Protect your rabbit from myxomatosis
There is a vaccine to prevent myxomatosis, but it is not available in Australia. With a fatality rate of 96-100%, treatment is not usually recommended. You can protect your rabbit from myxomatosis by:
- Putting mosquito netting around your rabbit’s hutch.
- Keeping your rabbit indoors.
- Managing insects in your rabbit’s environment.
- Only allowing your rabbit outside when biting insects are less numerous.

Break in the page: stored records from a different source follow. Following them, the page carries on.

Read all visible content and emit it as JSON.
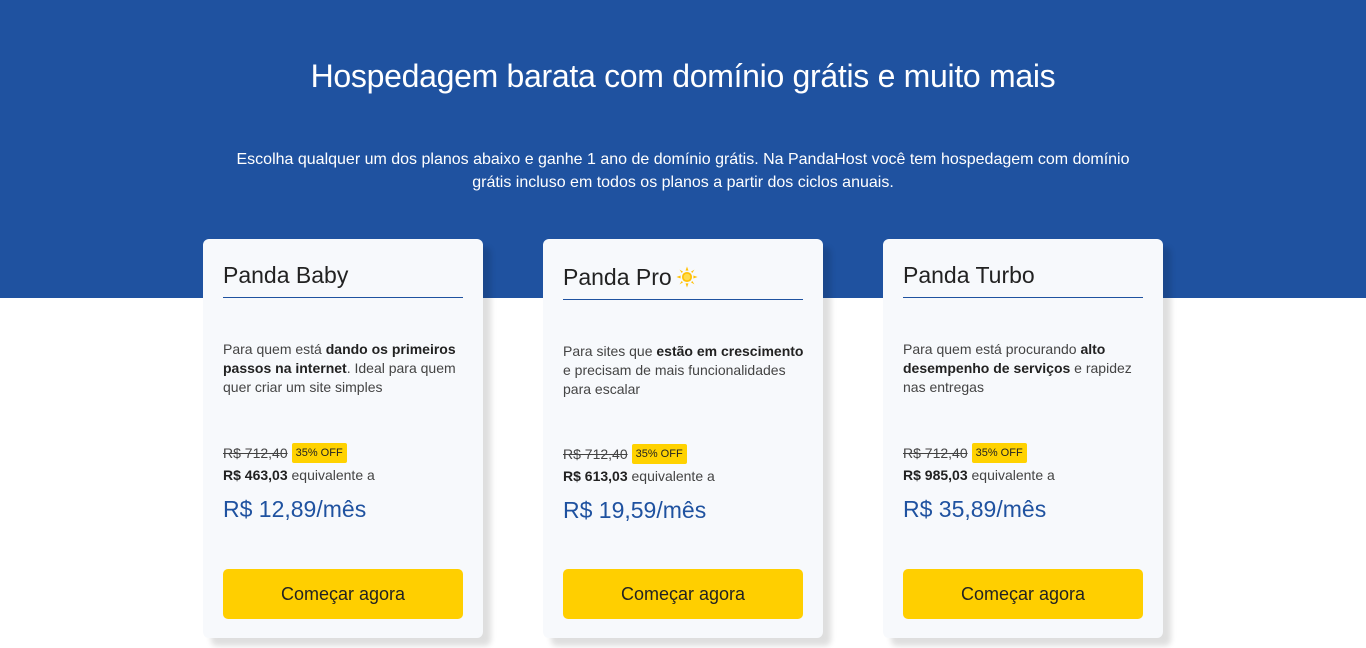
{
  "hero": {
    "title": "Hospedagem barata com domínio grátis e muito mais",
    "subtitle_line1": "Escolha qualquer um dos planos abaixo e ganhe 1 ano de domínio grátis. Na PandaHost você tem hospedagem com domínio",
    "subtitle_line2": "grátis incluso em todos os planos a partir dos ciclos anuais.",
    "background": "#1f52a0"
  },
  "accent_color": "#ffcf00",
  "price_color": "#1f52a0",
  "plans": [
    {
      "name": "Panda Baby",
      "icon": null,
      "desc_pre": "Para quem está ",
      "desc_bold": "dando os primeiros passos na internet",
      "desc_post": ". Ideal para quem quer criar um site simples",
      "old_price": "R$ 712,40",
      "badge": "35% OFF",
      "year_price": "R$ 463,03",
      "year_suffix": " equivalente a",
      "month_price": "R$ 12,89/mês",
      "cta": "Começar agora"
    },
    {
      "name": "Panda Pro",
      "icon": "sun-icon",
      "desc_pre": "Para sites que ",
      "desc_bold": "estão em crescimento",
      "desc_post": " e precisam de mais funcionalidades para escalar",
      "old_price": "R$ 712,40",
      "badge": "35% OFF",
      "year_price": "R$ 613,03",
      "year_suffix": " equivalente a",
      "month_price": "R$ 19,59/mês",
      "cta": "Começar agora"
    },
    {
      "name": "Panda Turbo",
      "icon": null,
      "desc_pre": "Para quem está procurando ",
      "desc_bold": "alto desempenho de serviços",
      "desc_post": " e rapidez nas entregas",
      "old_price": "R$ 712,40",
      "badge": "35% OFF",
      "year_price": "R$ 985,03",
      "year_suffix": " equivalente a",
      "month_price": "R$ 35,89/mês",
      "cta": "Começar agora"
    }
  ]
}
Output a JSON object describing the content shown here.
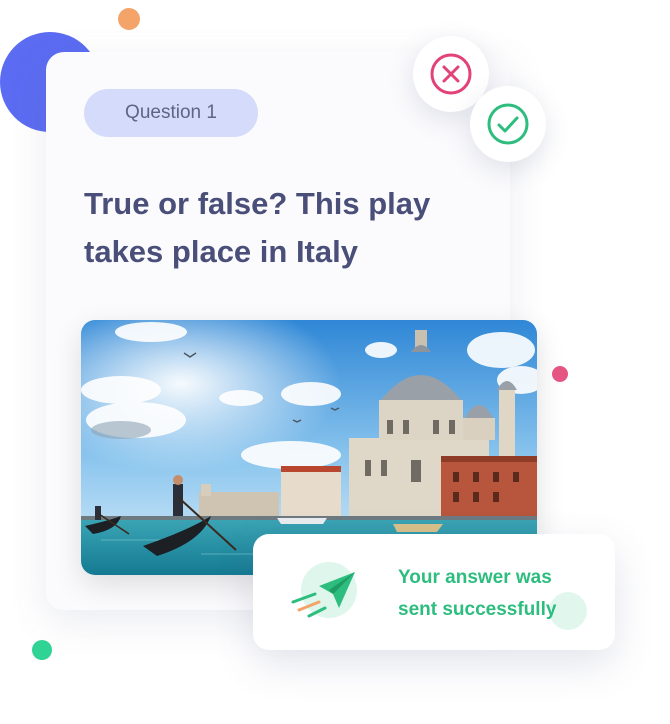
{
  "quiz": {
    "badge_label": "Question 1",
    "question_text": "True or false? This play takes place in Italy"
  },
  "answers": {
    "false_icon": "x-icon",
    "true_icon": "check-icon"
  },
  "image": {
    "subject": "venice-grand-canal-photo"
  },
  "toast": {
    "line1": "Your answer was",
    "line2": "sent successfully",
    "icon": "paper-plane-icon"
  },
  "colors": {
    "question_text": "#4a4f7a",
    "badge_bg": "#d5dbfb",
    "false_red": "#e34278",
    "true_green": "#2dbd7e",
    "accent_blue": "#5b6cf2",
    "accent_orange": "#f4a468",
    "accent_pink": "#e45584",
    "accent_green": "#2fd394"
  }
}
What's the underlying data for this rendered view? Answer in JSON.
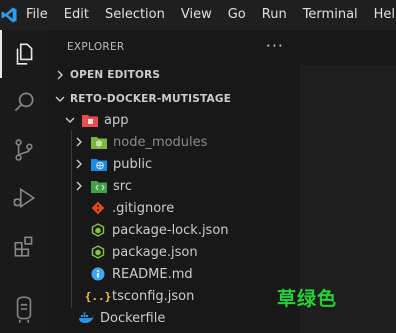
{
  "menu": {
    "items": [
      "File",
      "Edit",
      "Selection",
      "View",
      "Go",
      "Run",
      "Terminal",
      "Help"
    ]
  },
  "activity_bar": {
    "icons": [
      "files-icon",
      "search-icon",
      "source-control-icon",
      "run-debug-icon",
      "extensions-icon",
      "docker-icon"
    ]
  },
  "explorer": {
    "title": "EXPLORER",
    "more_label": "···",
    "open_editors_label": "OPEN EDITORS",
    "folder_label": "RETO-DOCKER-MUTISTAGE",
    "tree": [
      {
        "label": "app",
        "icon": "folder-app-icon",
        "color": "#e94f4f"
      },
      {
        "label": "node_modules",
        "icon": "folder-node-icon",
        "color": "#8bc34a"
      },
      {
        "label": "public",
        "icon": "folder-public-icon",
        "color": "#42a5f5"
      },
      {
        "label": "src",
        "icon": "folder-src-icon",
        "color": "#4caf50"
      },
      {
        "label": ".gitignore",
        "icon": "git-icon",
        "color": "#e64a19"
      },
      {
        "label": "package-lock.json",
        "icon": "nodejs-icon",
        "color": "#8bc34a"
      },
      {
        "label": "package.json",
        "icon": "nodejs-icon",
        "color": "#8bc34a"
      },
      {
        "label": "README.md",
        "icon": "info-icon",
        "color": "#42a5f5"
      },
      {
        "label": "tsconfig.json",
        "icon": "json-braces-icon",
        "color": "#f9c74f"
      },
      {
        "label": "Dockerfile",
        "icon": "docker-file-icon",
        "color": "#2496ed"
      }
    ]
  },
  "watermark": "草绿色",
  "colors": {
    "accent": "#0078d4",
    "watermark": "#27d13a"
  }
}
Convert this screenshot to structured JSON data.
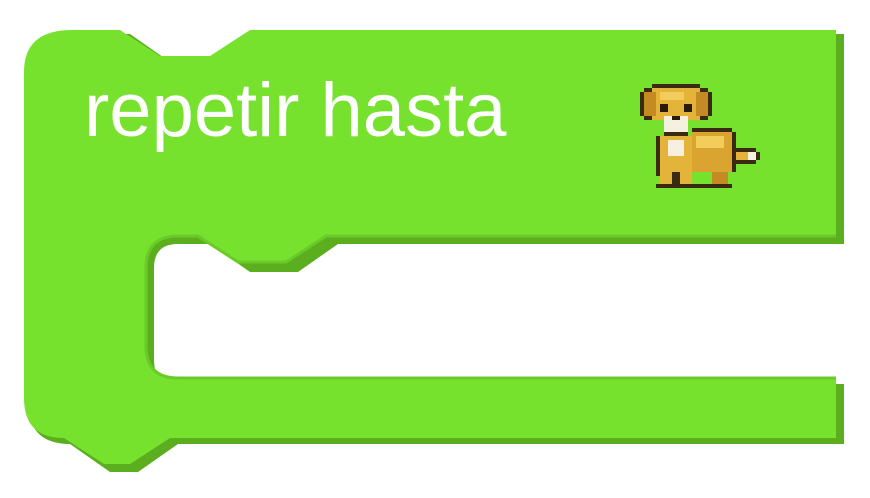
{
  "block": {
    "label": "repetir hasta",
    "condition_icon": "dog-sprite-icon",
    "fill_color": "#76E22E",
    "shadow_color": "#5BAF1F",
    "text_color": "#FFFFFF"
  }
}
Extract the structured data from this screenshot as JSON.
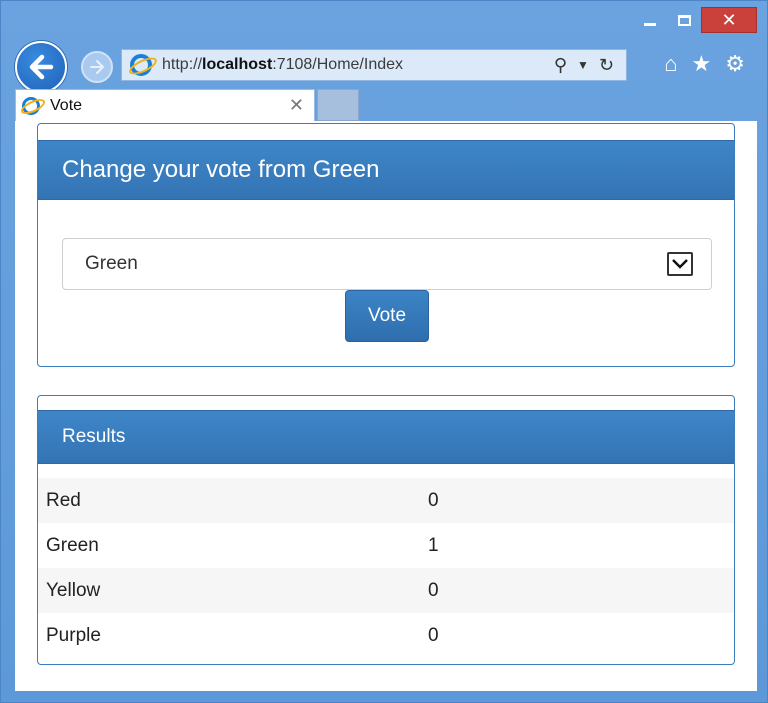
{
  "browser": {
    "url_prefix": "http://",
    "url_host": "localhost",
    "url_rest": ":7108/Home/Index",
    "tab_title": "Vote",
    "icons": {
      "back": "back-arrow-icon",
      "forward": "forward-arrow-icon",
      "search": "search-icon",
      "refresh": "refresh-icon",
      "home": "home-icon",
      "favorites": "star-icon",
      "settings": "gear-icon",
      "close": "close-icon"
    }
  },
  "vote_panel": {
    "title": "Change your vote from Green",
    "selected_option": "Green",
    "vote_label": "Vote"
  },
  "results_panel": {
    "title": "Results",
    "rows": [
      {
        "name": "Red",
        "count": "0"
      },
      {
        "name": "Green",
        "count": "1"
      },
      {
        "name": "Yellow",
        "count": "0"
      },
      {
        "name": "Purple",
        "count": "0"
      }
    ]
  },
  "colors": {
    "chrome_blue": "#6aa3df",
    "panel_heading": "#3474b4",
    "close_red": "#c9413a"
  }
}
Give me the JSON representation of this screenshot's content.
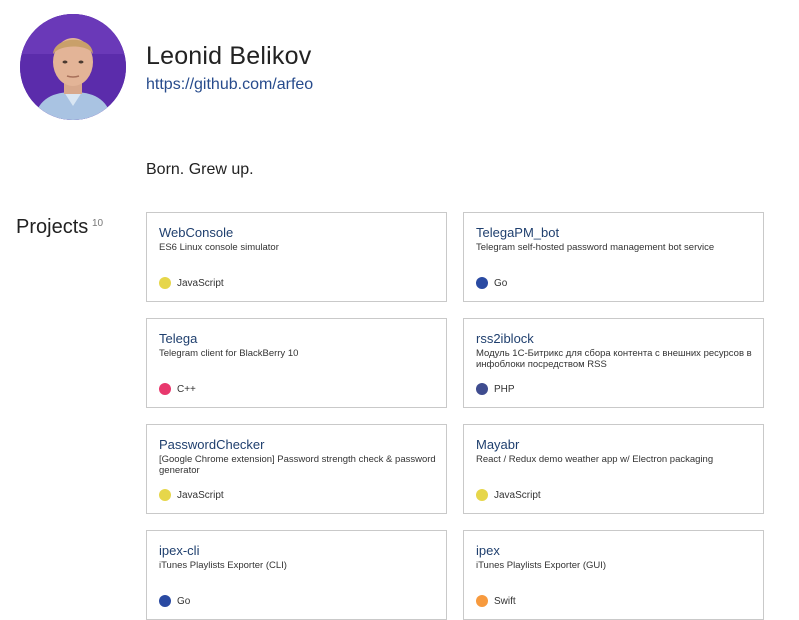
{
  "profile": {
    "name": "Leonid Belikov",
    "github_url": "https://github.com/arfeo",
    "bio": "Born. Grew up."
  },
  "projects": {
    "heading": "Projects",
    "count": "10",
    "items": [
      {
        "title": "WebConsole",
        "description": "ES6 Linux console simulator",
        "language": "JavaScript",
        "color": "#e6d64a"
      },
      {
        "title": "TelegaPM_bot",
        "description": "Telegram self-hosted password management bot service",
        "language": "Go",
        "color": "#2a4aa2"
      },
      {
        "title": "Telega",
        "description": "Telegram client for BlackBerry 10",
        "language": "C++",
        "color": "#e8386d"
      },
      {
        "title": "rss2iblock",
        "description": "Модуль 1С-Битрикс для сбора контента с внешних ресурсов в инфоблоки посредством RSS",
        "language": "PHP",
        "color": "#3f4c8f"
      },
      {
        "title": "PasswordChecker",
        "description": "[Google Chrome extension] Password strength check & password generator",
        "language": "JavaScript",
        "color": "#e6d64a"
      },
      {
        "title": "Mayabr",
        "description": "React / Redux demo weather app w/ Electron packaging",
        "language": "JavaScript",
        "color": "#e6d64a"
      },
      {
        "title": "ipex-cli",
        "description": "iTunes Playlists Exporter (CLI)",
        "language": "Go",
        "color": "#2a4aa2"
      },
      {
        "title": "ipex",
        "description": "iTunes Playlists Exporter (GUI)",
        "language": "Swift",
        "color": "#f79a3e"
      }
    ]
  },
  "colors": {
    "link": "#274b8c",
    "card_title": "#1f3f6e",
    "card_border": "#c9c9c9"
  }
}
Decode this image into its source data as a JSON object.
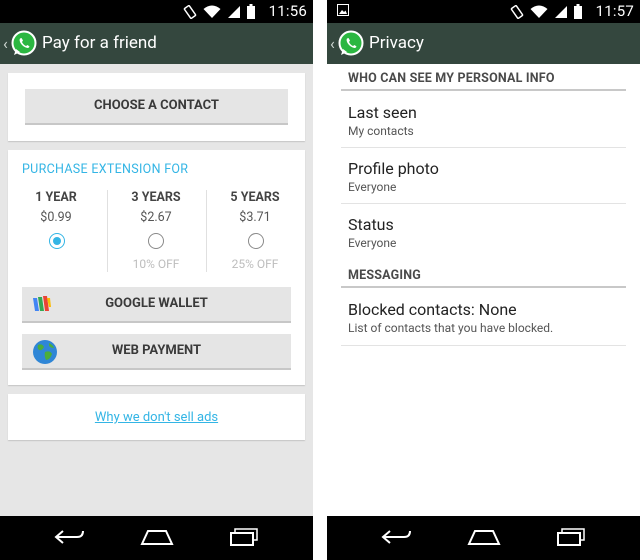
{
  "left": {
    "status_time": "11:56",
    "title": "Pay for a friend",
    "choose_contact": "CHOOSE A CONTACT",
    "purchase_title": "PURCHASE EXTENSION FOR",
    "options": [
      {
        "years": "1 YEAR",
        "price": "$0.99",
        "discount": "",
        "selected": true
      },
      {
        "years": "3 YEARS",
        "price": "$2.67",
        "discount": "10% OFF",
        "selected": false
      },
      {
        "years": "5 YEARS",
        "price": "$3.71",
        "discount": "25% OFF",
        "selected": false
      }
    ],
    "google_wallet": "GOOGLE WALLET",
    "web_payment": "WEB PAYMENT",
    "ads_link": "Why we don't sell ads"
  },
  "right": {
    "status_time": "11:57",
    "title": "Privacy",
    "section_personal": "WHO CAN SEE MY PERSONAL INFO",
    "last_seen": {
      "title": "Last seen",
      "value": "My contacts"
    },
    "profile_photo": {
      "title": "Profile photo",
      "value": "Everyone"
    },
    "status": {
      "title": "Status",
      "value": "Everyone"
    },
    "section_messaging": "MESSAGING",
    "blocked": {
      "title": "Blocked contacts: None",
      "subtitle": "List of contacts that you have blocked."
    }
  },
  "colors": {
    "actionbar": "#34473e",
    "accent": "#33b5e5",
    "whatsapp_green": "#2bb741"
  },
  "icons": [
    "whatsapp-logo-icon",
    "screen-rotation-icon",
    "wifi-icon",
    "signal-icon",
    "battery-icon",
    "image-notification-icon",
    "back-nav-icon",
    "home-nav-icon",
    "recents-nav-icon",
    "google-wallet-icon",
    "globe-icon"
  ]
}
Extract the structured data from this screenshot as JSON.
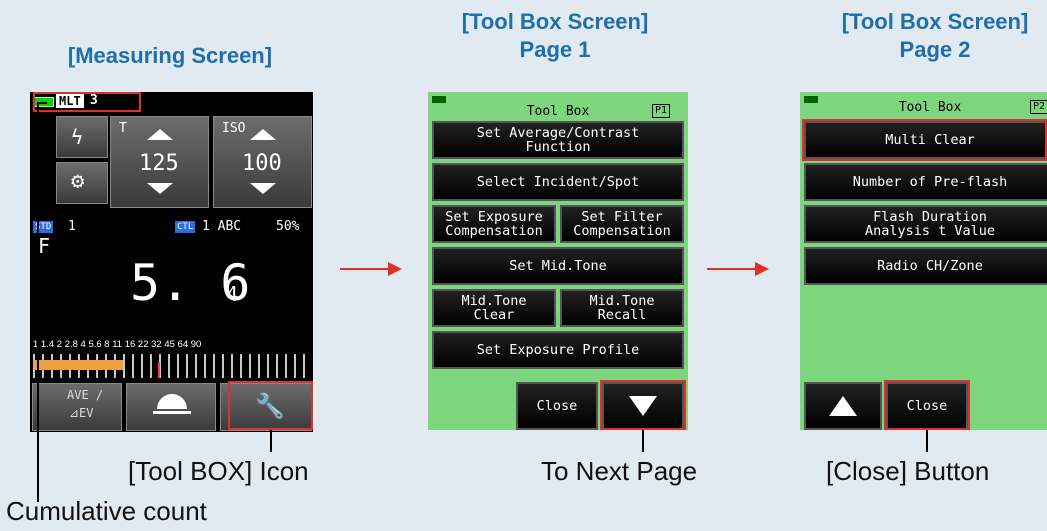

- Using vet approved flea treatments.
What to do if your rabbit is infected with myxomatosis
Treatment is rarely successful and the disease is very painful, so your vet will likely advise euthanasia if you rabbit is infected.
Thoroughly disinfect your rabbit hutch and all items with bleach, rinsing it off so that it cannot be ingested by other rabbits. RSPCA Victoria recommends waiting at least four months before bringing a new rabbit home as the virus is able to survive for some time.